Graphite Capital
- Type: UK LLP
- Industry: Private Equity
- Predecessor: Foreign & Colonial Ventures Ltd.
- Founded: 1981; 45 years ago
- Headquarters: London, W1 United Kingdom
- Key people: Markus Golser, Andy Gray
- Products: Investments, private equity funds
- Total assets: £1.2 billion
- Website: www.graphitecapital.com

= Graphite Capital =

British private equity firm

Graphite Capital is a private equity firm focused on mid-market leveraged buyout investments, primarily in the UK. The group manages around £1.2 billion for institutional investors, with the most recent fund raising over £500 million in 2018. Since 1991, the firm has backed almost 100 management teams through various investments.

The firm has managed private equity funds since 1981 and in 2001 became fully independent. The firm has a single office in Air Street in London's West End. The firm's Managing Partners are Andy Gray and Markus Golser, who joined in 1992 and 1997 respectively.

==History==
Graphite Capital was originally part of F&C Asset Management and was known as Foreign & Colonial Ventures Ltd.
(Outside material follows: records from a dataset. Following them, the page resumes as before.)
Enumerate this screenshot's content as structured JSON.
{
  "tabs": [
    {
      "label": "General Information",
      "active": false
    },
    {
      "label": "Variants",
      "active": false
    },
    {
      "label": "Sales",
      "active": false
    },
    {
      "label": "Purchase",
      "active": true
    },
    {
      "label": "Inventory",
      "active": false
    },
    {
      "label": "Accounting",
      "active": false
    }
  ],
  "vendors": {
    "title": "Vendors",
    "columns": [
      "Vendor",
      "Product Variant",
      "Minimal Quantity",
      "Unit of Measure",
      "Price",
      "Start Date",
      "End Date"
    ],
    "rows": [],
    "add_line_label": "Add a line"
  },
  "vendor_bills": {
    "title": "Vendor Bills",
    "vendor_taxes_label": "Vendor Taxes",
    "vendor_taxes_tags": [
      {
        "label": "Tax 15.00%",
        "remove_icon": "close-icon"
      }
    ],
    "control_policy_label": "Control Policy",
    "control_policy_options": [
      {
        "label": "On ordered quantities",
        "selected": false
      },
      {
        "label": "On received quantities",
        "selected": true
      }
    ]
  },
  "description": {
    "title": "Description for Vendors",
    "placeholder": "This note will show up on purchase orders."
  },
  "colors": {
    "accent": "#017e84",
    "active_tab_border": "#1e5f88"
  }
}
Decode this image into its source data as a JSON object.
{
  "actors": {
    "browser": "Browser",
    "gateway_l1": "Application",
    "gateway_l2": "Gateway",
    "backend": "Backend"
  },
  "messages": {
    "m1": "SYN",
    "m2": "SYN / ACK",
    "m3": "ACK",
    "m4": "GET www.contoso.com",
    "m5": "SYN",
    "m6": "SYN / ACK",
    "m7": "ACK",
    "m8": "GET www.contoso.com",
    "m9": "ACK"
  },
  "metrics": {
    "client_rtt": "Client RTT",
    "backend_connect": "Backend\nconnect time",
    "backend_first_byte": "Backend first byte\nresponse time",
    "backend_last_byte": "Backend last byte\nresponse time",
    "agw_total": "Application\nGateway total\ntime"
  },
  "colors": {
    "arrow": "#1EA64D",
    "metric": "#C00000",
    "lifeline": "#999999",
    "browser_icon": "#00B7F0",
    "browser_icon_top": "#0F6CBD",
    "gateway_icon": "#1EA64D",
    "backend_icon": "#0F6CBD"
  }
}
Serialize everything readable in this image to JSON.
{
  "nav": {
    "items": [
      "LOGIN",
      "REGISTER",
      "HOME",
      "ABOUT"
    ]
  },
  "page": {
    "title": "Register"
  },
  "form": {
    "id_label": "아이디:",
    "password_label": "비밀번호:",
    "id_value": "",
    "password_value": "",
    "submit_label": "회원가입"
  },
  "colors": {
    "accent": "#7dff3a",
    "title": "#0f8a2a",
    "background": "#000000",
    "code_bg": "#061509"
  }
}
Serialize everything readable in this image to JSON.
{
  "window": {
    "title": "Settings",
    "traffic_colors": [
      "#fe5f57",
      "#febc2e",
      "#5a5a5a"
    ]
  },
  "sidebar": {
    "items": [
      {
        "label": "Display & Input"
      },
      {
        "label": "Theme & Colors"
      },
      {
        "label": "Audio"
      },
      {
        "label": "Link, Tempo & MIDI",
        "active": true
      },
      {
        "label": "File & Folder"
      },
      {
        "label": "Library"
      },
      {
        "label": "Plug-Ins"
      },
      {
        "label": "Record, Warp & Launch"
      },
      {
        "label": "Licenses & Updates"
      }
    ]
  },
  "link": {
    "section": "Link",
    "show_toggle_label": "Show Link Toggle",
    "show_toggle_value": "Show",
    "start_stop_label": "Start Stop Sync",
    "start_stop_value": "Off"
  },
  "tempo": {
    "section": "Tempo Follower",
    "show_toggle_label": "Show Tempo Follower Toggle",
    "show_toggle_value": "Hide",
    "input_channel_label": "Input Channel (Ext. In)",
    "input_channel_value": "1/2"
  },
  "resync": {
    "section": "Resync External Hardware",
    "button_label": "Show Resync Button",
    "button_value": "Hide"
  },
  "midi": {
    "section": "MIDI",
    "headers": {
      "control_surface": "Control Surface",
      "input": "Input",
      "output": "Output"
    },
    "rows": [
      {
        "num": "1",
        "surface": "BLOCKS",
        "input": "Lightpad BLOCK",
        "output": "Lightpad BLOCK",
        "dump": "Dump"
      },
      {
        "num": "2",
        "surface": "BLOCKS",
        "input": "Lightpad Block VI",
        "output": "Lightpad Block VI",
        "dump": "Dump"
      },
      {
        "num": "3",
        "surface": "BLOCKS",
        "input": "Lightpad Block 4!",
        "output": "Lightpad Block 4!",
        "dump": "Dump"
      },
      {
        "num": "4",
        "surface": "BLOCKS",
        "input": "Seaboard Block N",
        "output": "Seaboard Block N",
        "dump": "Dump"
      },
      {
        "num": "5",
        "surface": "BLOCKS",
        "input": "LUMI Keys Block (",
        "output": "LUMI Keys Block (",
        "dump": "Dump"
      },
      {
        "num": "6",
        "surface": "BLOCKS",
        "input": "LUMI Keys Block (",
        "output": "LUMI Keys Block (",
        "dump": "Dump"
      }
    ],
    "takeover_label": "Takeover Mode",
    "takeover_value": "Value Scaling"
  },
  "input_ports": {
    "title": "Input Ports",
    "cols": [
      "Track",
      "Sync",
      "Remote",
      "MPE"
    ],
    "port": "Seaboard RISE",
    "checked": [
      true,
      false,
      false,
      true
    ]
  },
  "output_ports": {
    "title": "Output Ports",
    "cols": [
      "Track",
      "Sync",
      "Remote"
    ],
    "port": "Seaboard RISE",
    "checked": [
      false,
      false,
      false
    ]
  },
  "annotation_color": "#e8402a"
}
The firm remained a subsidiary of F&C Asset Management until 2001, when the Graphite team completed a management buyout.

The first fund to be managed by Graphite Capital was F&C Enterprise Trust, a UK listed vehicle, which it renamed Graphite Enterprise Trust when the management buyout took place in 2001. The fund became ICG Enterprise Trust when the management contract was transferred to Intermediate Capital Group in 2016.

==Investments==

The firm's ninth and most recent fund of £500 million raised in 2018 has backed the following companies, including:

- In October 2023, Storal, a national children's nursery group in England founded in 2016, together with OakNorth Bank
- In 2023, Independence Products Limited, a supplier of prescribed infection prevention products
- In October 2022, Digital Space, an information technology and cloud services provider formerly known as Timico, acquired from Horizon Capital
- In November 2021, Opus Talent Solutions –  a Redcliffe based international company specializing in recruitment for the technology and renewable energy markets
- In July 2021, Wonderbly - a personalised children's book specialist formerly known as Lost My Name
- In November 2020, London-based Babble, a specialist communications technology provider to medium-sized companies, acquired from Lloyds TSB Development Capital
- In October 2020, Ten10, an independent quality engineering and software testing consultancy based in London, acquired from Livingbridge
- In August 2019, Horizon Care and Education, a provider of specialist care for children and adolescents, based in Cannock, England
- in May 2019, NRS Healthcare, a provider of mobility and disability aids and services

The firm's eighth fund, which was raised in 2013 and invested until 2018, has backed the following companies including:

- City & County Healthcare - a provider of home care services in the UK
- ICR Group - a provider of repair and maintenance services to the energy sector
- nGAGE Specialist Recruitment (formerly Human Capital Investment Group) - a recruitment business serving a range of niche areas within the public and private sectors
- Trenchard Aviation - a civil aircraft maintenance business focusing on cabin services
- New World Trading Company - a pub restaurant group
- Beck & Pollitzer - an industrial machinery installation and relocation specialist

Graphite's seventh fund, which was raised in 2007 and invested until 2013, backed companies including:

- U-POL - a manufacturer and distributor of automotive refinishing products
- Kurt Geiger - the luxury shoe retailer and wholesaler
- Education Personnel - a provider of supply teachers and teaching assistants to state schools in the UK
- Alexander Mann Solutions - a provider of recruitment process outsourcing
- National Fostering Agency - an independent children's fostering agency
- London Square - a house builder focused on prime sites within the M25
- Willowbrook Healthcare - a developer and operator or premium elderly care homes

The seventh fund's current portfolio also includes:

- Explore Learning - a provider of after school tuition for children aged between 5 and 14
- Hawksmoor - the operator of premium steak restaurants

Earlier investments include Corbin & King - the operator of signature restaurants in London, the Groucho Club which was sold in July 2015,
Dominion Oil & Gas, NES Group, Wagamama and Park Holidays.

== Divestments ==
In August 2022, Graphite sold YSC Consulting, a provider of leadership consulting and management assessment, acquired from Livingbridge in 2017, to Accenture. In June 2022, the firm sold Random42, a producer of digital medical animation, to The Lockwood Group, a US medical communications company. In July 2021, the firm sold U-POL, a manufacturer and distributor of fillers, coatings and aerosols, to US firm Axalta Coating Systems.